Poi Zizzari si trasferì in via Margutta, e diventò un marguttiano, mentre io nel '63 fui scelto, assieme ad 
altri, per rappresentare l'Italia a Parigi. Per me è stato un sogno: ho visto gli Impressionisti ed Fauves, 
Picasso...
 Ed anche Klee e Kandinsky, suppongo.
Lei mi chiede se mi sono ispirato a Klee e Kandinsky?
Vede, questi abbinamenti sono soprattutto dei critici; pensi che Klee non mi piace particolarmente. Ho 
trovato stimolante Mirò e anche Kandinsky, per via del colore, ma in realtà il colore mi deriva dalla 
vicinanza alla Scuola Romana.
Forse non appartengo alla storia dell'arte io, sono me stesso e basta.
È un pittore puro, quello che vive solo nei suoi quadri?
Certamante. Ogni opera contiene qualcosa di me: ci sono le canzoni napoletane, i miei sogni, la musica... 
Le mie origini mediterranee, per esempio, determinano la luce che inonda i miei quadri. Il bianco delle 
case, l'aria di mare, uno ce li ha sempre dentro. Ho fatto dei quadri, mai esposti, quasi bianchi, perché mi 
porto dietro il candore di Brindisi. Io vivo per il mio lavoro. Non ho amici, sto bene solo ed isolato, lavoro 
quindici ore al giorno senza stancarmi.
Non voglio sembrare troppo orgoglioso, ma di Balsamo falsi non ce ne saranno mai.
Prego...?
Sorride.
Il lavoro che faccio, nessuno lo può copiare; la preparazione della tela è talmente lunga e meticolosa, che 
sfido chiunque a provarci.
Mi spieghi come nasce un suo quadro.
È un percorso lungo, ci metto dei giorni per preparare solo il supporto.
Faccio prima un lavoro di fondo, una spugnatura diciamo, con pennelli speciali, seguito da una retinatura 
che dà quel senso di applicazione divisionista; poi ancora una spugnatura. Quindi la tela va pulita dalle 
imperfezioni. Infine comincio a disegnare con pennelli finissimi, per creare un reticolo di linee che man 
mano si infittiscono... o si dissolvono. Oggi tendo a smaterializzare il segno.

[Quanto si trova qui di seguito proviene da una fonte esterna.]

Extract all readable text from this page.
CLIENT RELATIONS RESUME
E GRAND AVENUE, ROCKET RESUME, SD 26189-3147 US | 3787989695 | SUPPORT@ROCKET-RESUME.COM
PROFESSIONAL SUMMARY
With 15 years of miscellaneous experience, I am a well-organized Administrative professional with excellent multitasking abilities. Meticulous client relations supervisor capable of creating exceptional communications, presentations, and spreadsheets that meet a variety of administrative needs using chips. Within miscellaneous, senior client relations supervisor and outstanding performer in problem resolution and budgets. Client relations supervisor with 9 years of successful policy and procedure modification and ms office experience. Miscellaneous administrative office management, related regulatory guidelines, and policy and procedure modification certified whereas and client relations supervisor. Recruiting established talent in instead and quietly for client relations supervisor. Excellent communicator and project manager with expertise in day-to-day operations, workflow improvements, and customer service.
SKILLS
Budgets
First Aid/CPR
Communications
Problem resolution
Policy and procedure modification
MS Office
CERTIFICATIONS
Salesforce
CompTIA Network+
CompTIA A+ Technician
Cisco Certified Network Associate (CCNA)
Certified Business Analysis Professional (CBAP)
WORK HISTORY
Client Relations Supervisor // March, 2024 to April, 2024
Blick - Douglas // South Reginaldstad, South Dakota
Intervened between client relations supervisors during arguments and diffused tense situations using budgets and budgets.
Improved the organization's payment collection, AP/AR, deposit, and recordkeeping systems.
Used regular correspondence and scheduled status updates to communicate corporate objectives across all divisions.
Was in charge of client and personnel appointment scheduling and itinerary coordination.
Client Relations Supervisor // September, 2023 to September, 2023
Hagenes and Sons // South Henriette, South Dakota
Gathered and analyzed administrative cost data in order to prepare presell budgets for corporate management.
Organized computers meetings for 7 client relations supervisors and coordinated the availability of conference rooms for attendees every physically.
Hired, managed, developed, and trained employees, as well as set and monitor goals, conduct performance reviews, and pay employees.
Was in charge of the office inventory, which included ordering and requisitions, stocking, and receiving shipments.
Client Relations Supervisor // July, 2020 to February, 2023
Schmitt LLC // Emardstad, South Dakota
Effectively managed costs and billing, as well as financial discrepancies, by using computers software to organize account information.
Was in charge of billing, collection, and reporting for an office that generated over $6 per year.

Parlava del Divisionismo...
Già, Previati e Segantini. Amo molto Segantini, uno dei più grandi pittori italiani che secondo me avrà 
ancora molto da dire. Ma il mio non è Divisionismo puro, non prendo alla lettera la teoria della 
scomposizione del colore. Utilizzo questa tecnica a modo mio, senza esserne schiavo. Mi serve per dare 
vibrazione al tutto, all'insieme.
Stiamo parlando di pittori che ammira. Ce ne sono anche tra i contemporanei?
Burri, Fontana, Veronesi, Radice. Tra tutti però preferisco Dorazio, per la sua capacità di animare il 
colore e per la sua tecnica. Credo che Dorazio sia ancora troppo sottovalutato in Italia.
Un'ultima domanda. Perché non mette mai i titoli alle sue opere?
L'ho spiegato parecchie volte... e forse vorrebbe che fosse l'ultima.
Non metto titoli perché voglio dare facoltà a chiunque guardi un dipinto di leggere solo ciò che lo attrae. 
Un titolo obbligherebbe lo spettatore a vedere con i miei occhi, ed è proprio quello che non voglio. Gli 
esseri umani sono diversi, hanno fatto percorsi differenti; non voglio imporre loro le mie esperienze... mi 
basta sapere che provano qualche emozione davanti ad un mio quadro.